As I was ironing and naming the seemingly never-ending pile of school shirts for my son this week, I was thinking to myself that they were like the gift that just keeps on giving!
Pension scheme governance seems a bit like this at the moment.
We are hearing a lot of messages about the new requirements of the new code of practice and the onerous nature of the own risk assessment. The Pensions Regulator’s interim response to the consultation gave us an insight into the (unsurprisingly) high level of industry engagement and also the likely timescale of summer 2022 for the code to become effective. This is good news. We can use these next few months to really prepare for the changes coming.
All trustee boards view governance differently. They have different objectives, approaches and priorities. Some are set up with subcommittees who deal with the detail; others tackle governance collectively as a board. Some rely completely on their advisers and independent trustees to support them; others have inhouse specialists who guide them through. Whatever the approach, two things are clear. One: there is a lot to do; and two: we need to break down the tasks into bite size pieces, so it does not become unmanageable.

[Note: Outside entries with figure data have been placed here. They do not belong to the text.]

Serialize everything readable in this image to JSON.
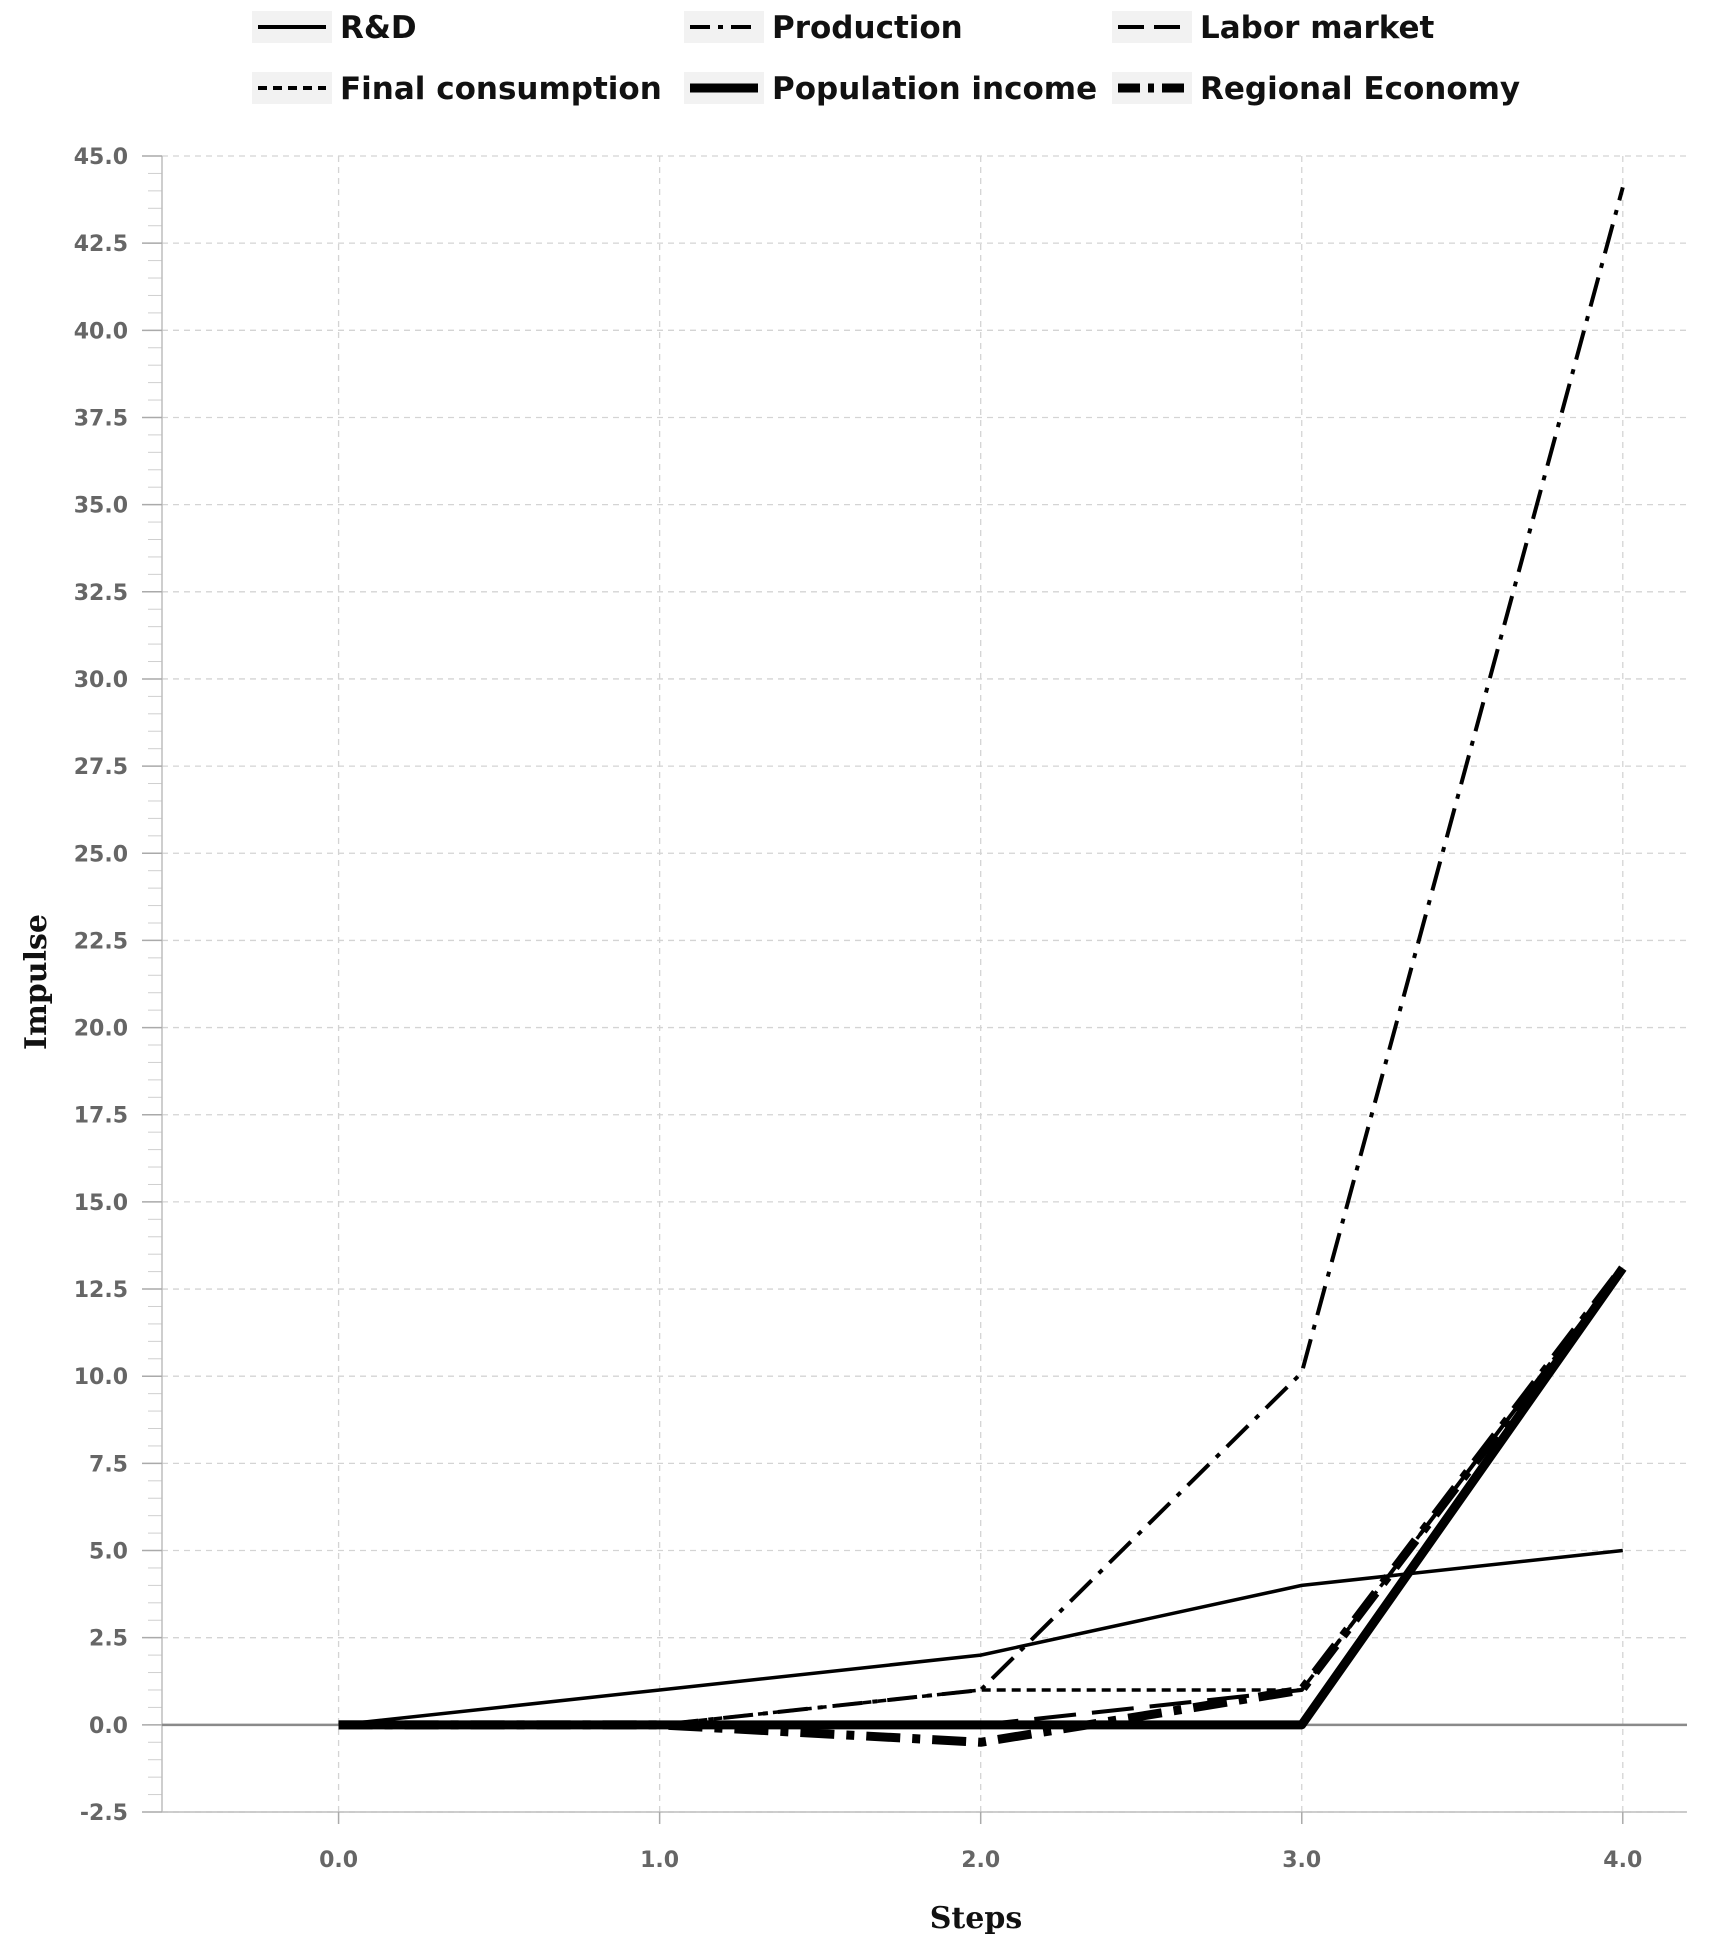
{
  "chart_data": {
    "type": "line",
    "xlabel": "Steps",
    "ylabel": "Impulse",
    "x": [
      0,
      1,
      2,
      3,
      4
    ],
    "xlim": [
      -0.55,
      4.2
    ],
    "ylim": [
      -2.5,
      45
    ],
    "xticks": [
      "0.0",
      "1.0",
      "2.0",
      "3.0",
      "4.0"
    ],
    "yticks": [
      "-2.5",
      "0.0",
      "2.5",
      "5.0",
      "7.5",
      "10.0",
      "12.5",
      "15.0",
      "17.5",
      "20.0",
      "22.5",
      "25.0",
      "27.5",
      "30.0",
      "32.5",
      "35.0",
      "37.5",
      "40.0",
      "42.5",
      "45.0"
    ],
    "grid": true,
    "legend_position": "top",
    "series": [
      {
        "name": "R&D",
        "values": [
          0,
          1,
          2,
          4,
          5
        ],
        "style": "solid-thin"
      },
      {
        "name": "Production",
        "values": [
          0,
          0,
          1,
          10.1,
          44.1
        ],
        "style": "dash-dot-thin"
      },
      {
        "name": "Labor market",
        "values": [
          0,
          0,
          0,
          1,
          13.1
        ],
        "style": "long-dash"
      },
      {
        "name": "Final consumption",
        "values": [
          0,
          0,
          1,
          1,
          13.1
        ],
        "style": "short-dash"
      },
      {
        "name": "Population income",
        "values": [
          0,
          0,
          0,
          0,
          13.1
        ],
        "style": "solid-thick"
      },
      {
        "name": "Regional Economy",
        "values": [
          0,
          0,
          -0.5,
          1,
          13.1
        ],
        "style": "dash-dot-thick"
      }
    ]
  }
}
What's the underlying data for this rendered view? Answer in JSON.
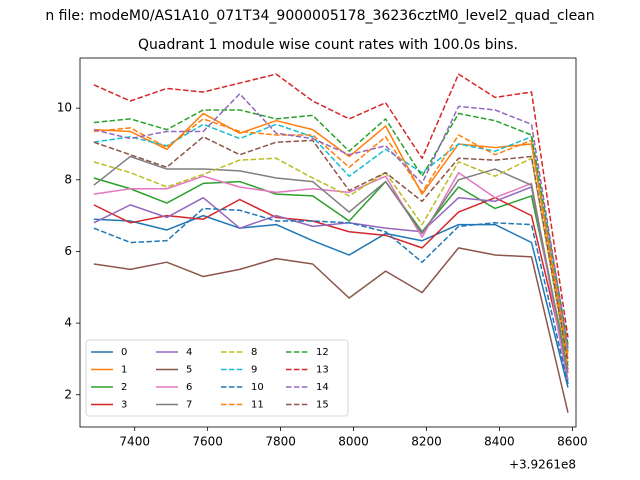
{
  "chart_data": {
    "type": "line",
    "suptitle": "n file: modeM0/AS1A10_071T34_9000005178_36236cztM0_level2_quad_clean",
    "title": "Quadrant 1 module wise count rates with 100.0s bins.",
    "xlabel": "",
    "ylabel": "",
    "x_offset_label": "+3.9261e8",
    "x": [
      7288,
      7388,
      7488,
      7588,
      7688,
      7788,
      7888,
      7988,
      8088,
      8188,
      8288,
      8388,
      8488,
      8588
    ],
    "xlim": [
      7250,
      8610
    ],
    "ylim": [
      1.1,
      11.4
    ],
    "x_ticks": [
      7400,
      7600,
      7800,
      8000,
      8200,
      8400,
      8600
    ],
    "y_ticks": [
      2,
      4,
      6,
      8,
      10
    ],
    "grid": false,
    "legend_position": "lower-left",
    "series": [
      {
        "name": "0",
        "color": "#1f77b4",
        "dash": "solid",
        "values": [
          6.9,
          6.85,
          6.6,
          7.0,
          6.65,
          6.75,
          6.3,
          5.9,
          6.5,
          6.3,
          6.75,
          6.75,
          6.25,
          2.2
        ]
      },
      {
        "name": "1",
        "color": "#ff7f0e",
        "dash": "solid",
        "values": [
          9.4,
          9.35,
          8.85,
          9.85,
          9.3,
          9.65,
          9.4,
          8.65,
          9.5,
          7.6,
          9.0,
          8.9,
          9.0,
          3.0
        ]
      },
      {
        "name": "2",
        "color": "#2ca02c",
        "dash": "solid",
        "values": [
          8.05,
          7.75,
          7.35,
          7.9,
          7.95,
          7.6,
          7.55,
          6.85,
          7.95,
          6.55,
          7.8,
          7.2,
          7.55,
          2.8
        ]
      },
      {
        "name": "3",
        "color": "#d62728",
        "dash": "solid",
        "values": [
          7.3,
          6.8,
          7.0,
          6.9,
          7.45,
          6.95,
          6.85,
          6.55,
          6.45,
          6.1,
          7.1,
          7.5,
          7.0,
          2.7
        ]
      },
      {
        "name": "4",
        "color": "#9467bd",
        "dash": "solid",
        "values": [
          6.8,
          7.3,
          6.95,
          7.5,
          6.65,
          7.0,
          6.7,
          6.8,
          6.65,
          6.55,
          7.5,
          7.4,
          7.8,
          2.4
        ]
      },
      {
        "name": "5",
        "color": "#8c564b",
        "dash": "solid",
        "values": [
          5.65,
          5.5,
          5.7,
          5.3,
          5.5,
          5.8,
          5.65,
          4.7,
          5.45,
          4.85,
          6.1,
          5.9,
          5.85,
          1.5
        ]
      },
      {
        "name": "6",
        "color": "#e377c2",
        "dash": "solid",
        "values": [
          7.6,
          7.75,
          7.75,
          8.1,
          7.8,
          7.65,
          7.75,
          7.65,
          8.1,
          6.4,
          8.2,
          7.5,
          7.9,
          2.3
        ]
      },
      {
        "name": "7",
        "color": "#7f7f7f",
        "dash": "solid",
        "values": [
          7.85,
          8.65,
          8.3,
          8.3,
          8.25,
          8.05,
          7.95,
          7.1,
          7.95,
          6.5,
          8.0,
          8.3,
          7.85,
          2.6
        ]
      },
      {
        "name": "8",
        "color": "#bcbd22",
        "dash": "dashed",
        "values": [
          8.5,
          8.2,
          7.8,
          8.15,
          8.55,
          8.6,
          8.05,
          7.55,
          8.2,
          6.75,
          8.5,
          8.1,
          8.6,
          2.8
        ]
      },
      {
        "name": "9",
        "color": "#17becf",
        "dash": "dashed",
        "values": [
          9.05,
          9.2,
          8.95,
          9.55,
          9.15,
          9.55,
          9.2,
          8.1,
          8.85,
          8.2,
          9.0,
          8.8,
          9.2,
          3.2
        ]
      },
      {
        "name": "10",
        "color": "#1f77b4",
        "dash": "dashed",
        "values": [
          6.65,
          6.25,
          6.3,
          7.2,
          7.15,
          6.85,
          6.85,
          6.8,
          6.55,
          5.7,
          6.7,
          6.8,
          6.75,
          2.3
        ]
      },
      {
        "name": "11",
        "color": "#ff7f0e",
        "dash": "dashed",
        "values": [
          9.35,
          9.45,
          8.9,
          9.7,
          9.35,
          9.25,
          9.25,
          8.35,
          9.2,
          7.65,
          9.25,
          8.7,
          9.1,
          3.1
        ]
      },
      {
        "name": "12",
        "color": "#2ca02c",
        "dash": "dashed",
        "values": [
          9.6,
          9.7,
          9.4,
          9.95,
          9.95,
          9.7,
          9.8,
          8.8,
          9.7,
          8.1,
          9.85,
          9.65,
          9.25,
          3.4
        ]
      },
      {
        "name": "13",
        "color": "#d62728",
        "dash": "dashed",
        "values": [
          10.65,
          10.2,
          10.55,
          10.45,
          10.7,
          10.95,
          10.2,
          9.7,
          10.15,
          8.6,
          10.95,
          10.3,
          10.45,
          3.6
        ]
      },
      {
        "name": "14",
        "color": "#9467bd",
        "dash": "dashed",
        "values": [
          9.4,
          9.15,
          9.35,
          9.35,
          10.4,
          9.3,
          9.15,
          8.7,
          8.95,
          7.9,
          10.05,
          9.95,
          9.55,
          3.3
        ]
      },
      {
        "name": "15",
        "color": "#8c564b",
        "dash": "dashed",
        "values": [
          9.05,
          8.7,
          8.35,
          9.2,
          8.7,
          9.05,
          9.1,
          7.7,
          8.2,
          7.4,
          8.6,
          8.55,
          8.65,
          2.9
        ]
      }
    ]
  }
}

We also need to start this journey towards building an effective system of governance with the overall goal of continuous improvement in mind. Perfection is unlikely, if not impossible. Trustees need to think about their wider objectives and consider what success will look like. Is compliance with the code good enough, or are there other strategic objectives which can be met as part of this? Having strong governance is not a tick-box exercise; we should not just be doing it because we are told we have to. It genuinely does makes life easier, trustee decision making more effective and it will lead to a better run pension scheme.
Understanding your current position has to be the starting point. The next few months provide a great opportunity to critically assess your existing policies and procedures. When were they last reviewed? Do they add value? Do you know where they are stored? Do they meet the needs of your members? Can any be consolidated? Do they effectively promote diversity and inclusion? For me, it’s simple – the policy or document, whatever it may be, needs to do more than just exist, it needs to work on a practical level and be useful.
With all this in mind, here are my top 7 tips for what trustees need to be focusing on over the next few months:
- Understand the requirements and the timescales for compliance. Be aware that further changes may be made to the code so keep abreast of developments.
- Consider the impact on your pension scheme, bearing in mind the Regulator talks a lot about proportionality relative to the size, nature and complexity of the scheme.
- Agree the resources for how this work will be completed. This may include engaging with the sponsor to agree a plan.
- Discuss and agree as a Board what success looks like. Agree key milestones and add these to your wider business plan.
- Carry out a gap analysis based on the requirements of the new code.
- Agree a roadmap for reviewing your existing policies and procedures and introducing any new ones, such as a remuneration policy.
- Regularly check in to make sure that progress is being made against the roadmap.
By following this approach, the prospect of preparing the first own risk assessment seems less daunting and a natural way of demonstrating that you have an effective system of governance in place.